After the Christmas snow dump, the winter wanderers are coming out in droves.
"It's been very busy up here this season," said George Hartlen, CAO of the Friends of Riding Mountain National Park group. "We definitely have seen an increase in people so far this season."
"I think we're going to see a huge influx in people over the winter months."
Murray Nye captured this haunting black and white image of trees weighed down by the heavy snow on Friday.
Hartlen said it's amazing to see all of the photos being shared online.
"It also reinforces that Riding Mountain National Park is such a unique location on the landscape and no matter where you go inside the park, you can get unique photos."
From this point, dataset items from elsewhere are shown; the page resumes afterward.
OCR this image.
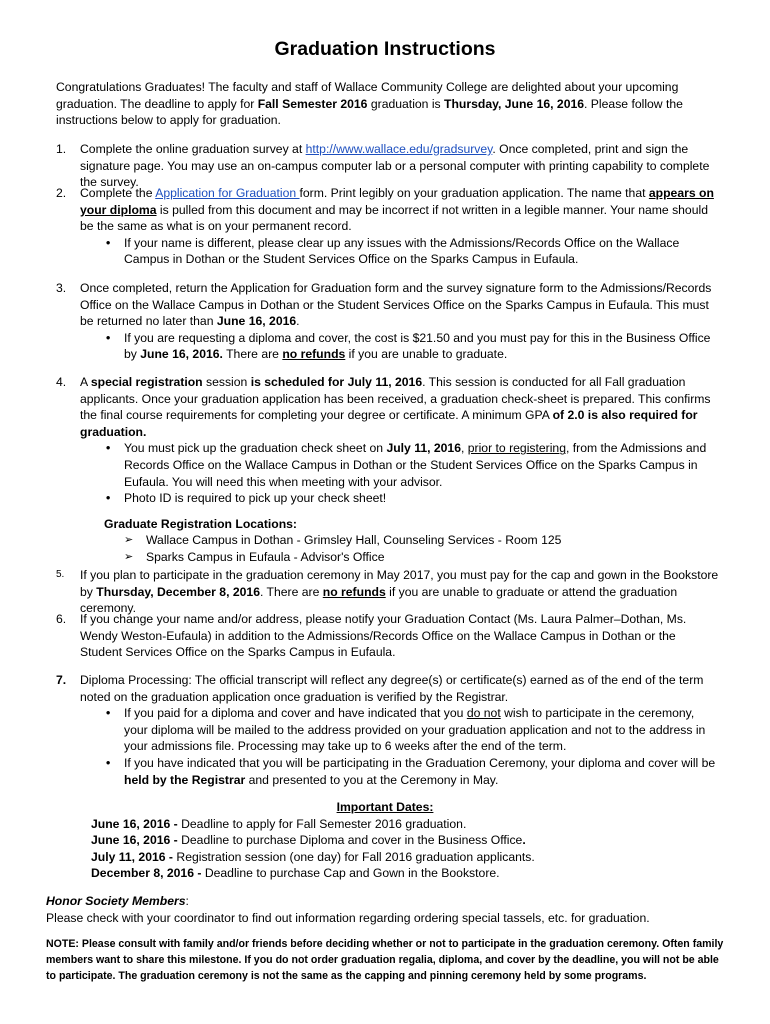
Graduation Instructions
Congratulations Graduates! The faculty and staff of Wallace Community College are delighted about your upcoming graduation. The deadline to apply for Fall Semester 2016 graduation is Thursday, June 16, 2016. Please follow the instructions below to apply for graduation.
1. Complete the online graduation survey at http://www.wallace.edu/gradsurvey. Once completed, print and sign the signature page. You may use an on-campus computer lab or a personal computer with printing capability to complete the survey.
2. Complete the Application for Graduation form. Print legibly on your graduation application. The name that appears on your diploma is pulled from this document and may be incorrect if not written in a legible manner. Your name should be the same as what is on your permanent record.
• If your name is different, please clear up any issues with the Admissions/Records Office on the Wallace Campus in Dothan or the Student Services Office on the Sparks Campus in Eufaula.
3. Once completed, return the Application for Graduation form and the survey signature form to the Admissions/Records Office on the Wallace Campus in Dothan or the Student Services Office on the Sparks Campus in Eufaula. This must be returned no later than June 16, 2016.
• If you are requesting a diploma and cover, the cost is $21.50 and you must pay for this in the Business Office by June 16, 2016. There are no refunds if you are unable to graduate.
4. A special registration session is scheduled for July 11, 2016. This session is conducted for all Fall graduation applicants. Once your graduation application has been received, a graduation check-sheet is prepared. This confirms the final course requirements for completing your degree or certificate. A minimum GPA of 2.0 is also required for graduation.
• You must pick up the graduation check sheet on July 11, 2016, prior to registering, from the Admissions and Records Office on the Wallace Campus in Dothan or the Student Services Office on the Sparks Campus in Eufaula. You will need this when meeting with your advisor.
• Photo ID is required to pick up your check sheet!
Graduate Registration Locations:
➢ Wallace Campus in Dothan - Grimsley Hall, Counseling Services - Room 125
➢ Sparks Campus in Eufaula - Advisor's Office
5. If you plan to participate in the graduation ceremony in May 2017, you must pay for the cap and gown in the Bookstore by Thursday, December 8, 2016. There are no refunds if you are unable to graduate or attend the graduation ceremony.
6. If you change your name and/or address, please notify your Graduation Contact (Ms. Laura Palmer–Dothan, Ms. Wendy Weston-Eufaula) in addition to the Admissions/Records Office on the Wallace Campus in Dothan or the Student Services Office on the Sparks Campus in Eufaula.
7. Diploma Processing: The official transcript will reflect any degree(s) or certificate(s) earned as of the end of the term noted on the graduation application once graduation is verified by the Registrar.
• If you paid for a diploma and cover and have indicated that you do not wish to participate in the ceremony, your diploma will be mailed to the address provided on your graduation application and not to the address in your admissions file. Processing may take up to 6 weeks after the end of the term.
• If you have indicated that you will be participating in the Graduation Ceremony, your diploma and cover will be held by the Registrar and presented to you at the Ceremony in May.
Important Dates:
June 16, 2016 - Deadline to apply for Fall Semester 2016 graduation.
June 16, 2016 - Deadline to purchase Diploma and cover in the Business Office.
July 11, 2016 - Registration session (one day) for Fall 2016 graduation applicants.
December 8, 2016 - Deadline to purchase Cap and Gown in the Bookstore.
Honor Society Members:
Please check with your coordinator to find out information regarding ordering special tassels, etc. for graduation.
NOTE: Please consult with family and/or friends before deciding whether or not to participate in the graduation ceremony. Often family members want to share this milestone. If you do not order graduation regalia, diploma, and cover by the deadline, you will not be able to participate. The graduation ceremony is not the same as the capping and pinning ceremony held by some programs.
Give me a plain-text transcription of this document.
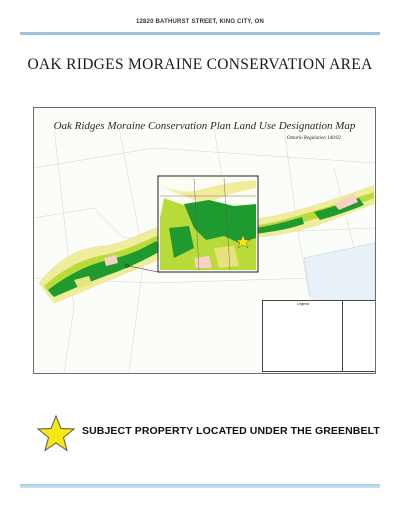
12820 BATHURST STREET, KING CITY, ON
OAK RIDGES MORAINE CONSERVATION AREA
Oak Ridges Moraine Conservation Plan Land Use Designation Map
Ontario Regulation 140/02
Legend
SUBJECT PROPERTY LOCATED UNDER THE GREENBELT
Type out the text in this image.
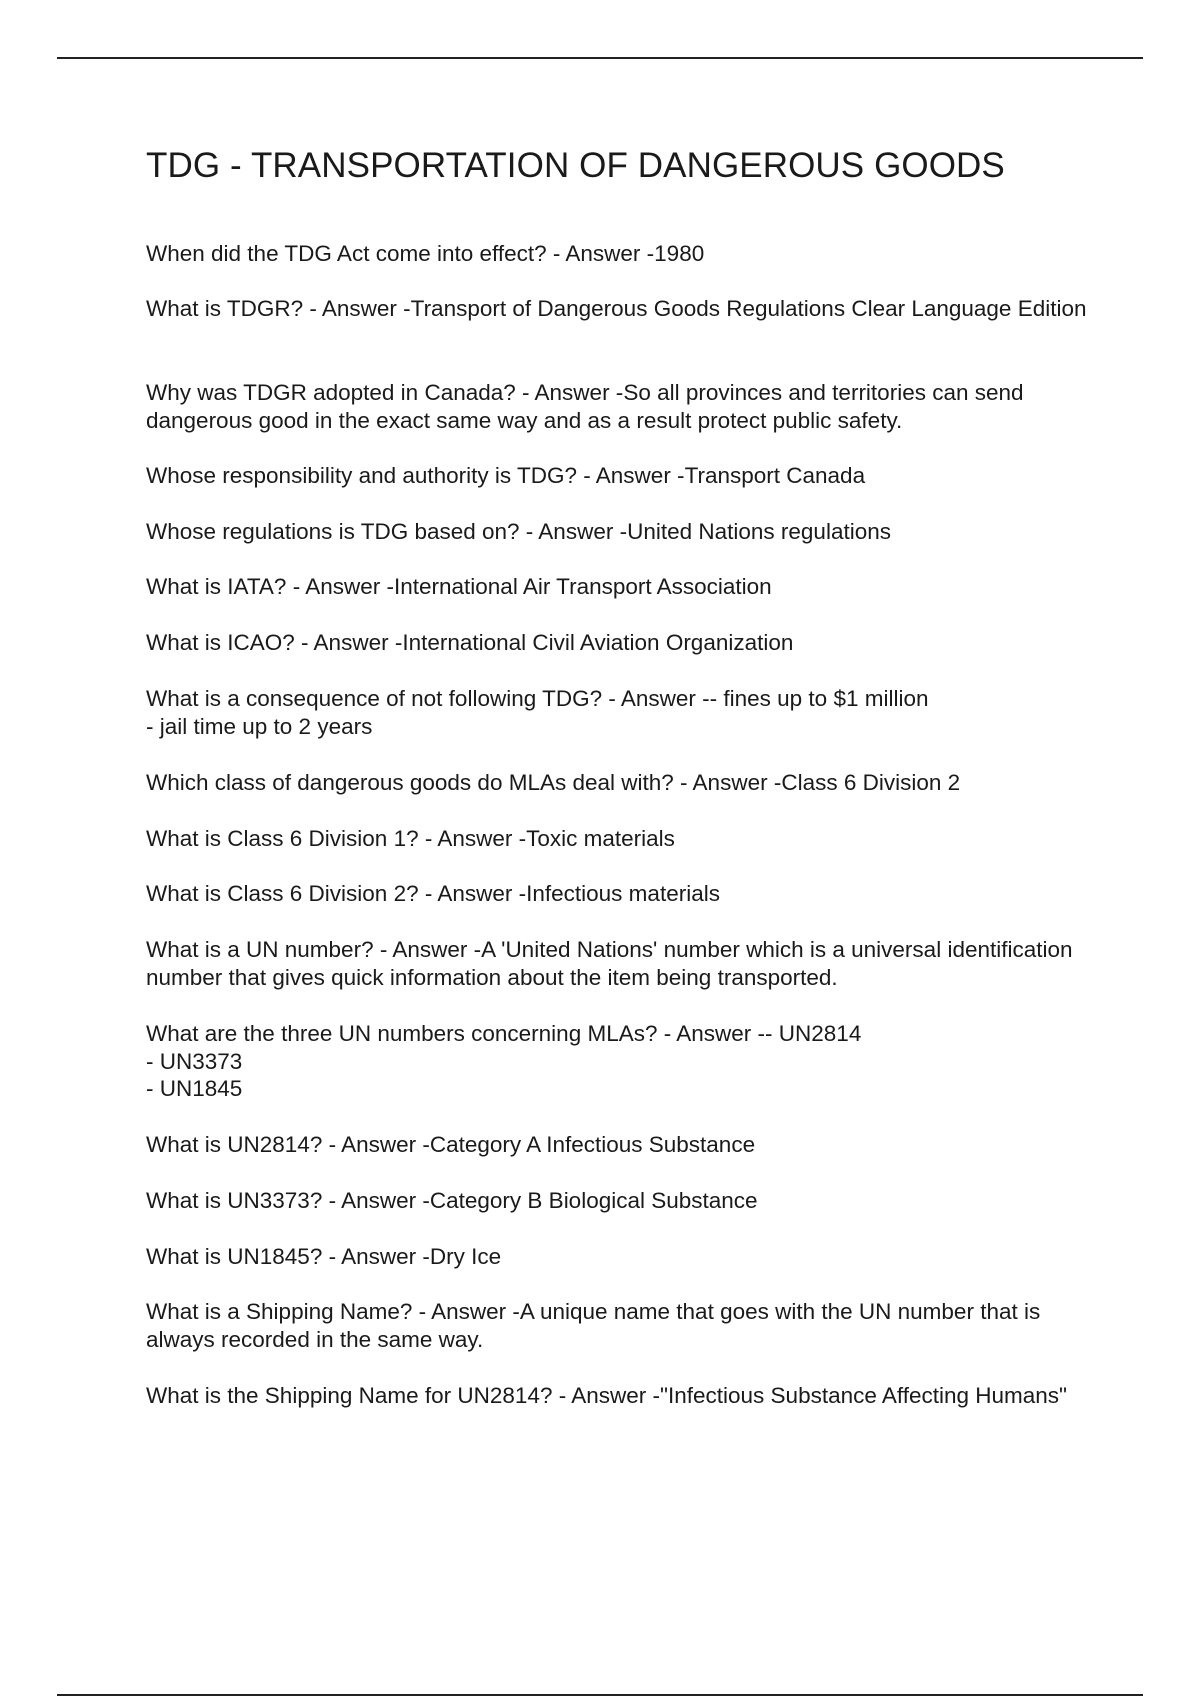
TDG - TRANSPORTATION OF DANGEROUS GOODS
When did the TDG Act come into effect? - Answer -1980
What is TDGR? - Answer -Transport of Dangerous Goods Regulations Clear Language Edition
Why was TDGR adopted in Canada? - Answer -So all provinces and territories can send dangerous good in the exact same way and as a result protect public safety.
Whose responsibility and authority is TDG? - Answer -Transport Canada
Whose regulations is TDG based on? - Answer -United Nations regulations
What is IATA? - Answer -International Air Transport Association
What is ICAO? - Answer -International Civil Aviation Organization
What is a consequence of not following TDG? - Answer -- fines up to $1 million
- jail time up to 2 years
Which class of dangerous goods do MLAs deal with? - Answer -Class 6 Division 2
What is Class 6 Division 1? - Answer -Toxic materials
What is Class 6 Division 2? - Answer -Infectious materials
What is a UN number? - Answer -A 'United Nations' number which is a universal identification number that gives quick information about the item being transported.
What are the three UN numbers concerning MLAs? - Answer -- UN2814
- UN3373
- UN1845
What is UN2814? - Answer -Category A Infectious Substance
What is UN3373? - Answer -Category B Biological Substance
What is UN1845? - Answer -Dry Ice
What is a Shipping Name? - Answer -A unique name that goes with the UN number that is always recorded in the same way.
What is the Shipping Name for UN2814? - Answer -"Infectious Substance Affecting Humans"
Dave Tovell, visitor experience manager with Riding Mountain National Park, said many new visitors are enticed by the photos that are posted on social media.
"It's been a combination of everything ... returning visitors and first-timers that are hearing the stories and seeing the pictures of all the snow that we have and the opportunities," he said.
"We're loving it," Tovell said. "It's just gorgeous. We're grateful that people are sharing all of these pictures with one another."
Wendy Erlendson of Pure Nature Photography grabbed this shot of the snow-covered trees.
Melanie Robinson captured this photo of her trusty dog trudging through the deep snow in the park.
Robinson also snapped this photo showing the wonder of the massive trees while hiking.
Fallon Rose captured this photo at Moon Lake during her first trip up since the snow fall.
Hartlen and Tovell cautioned park-goers to come prepared for the weather, as conditions can vary from the province's major centres.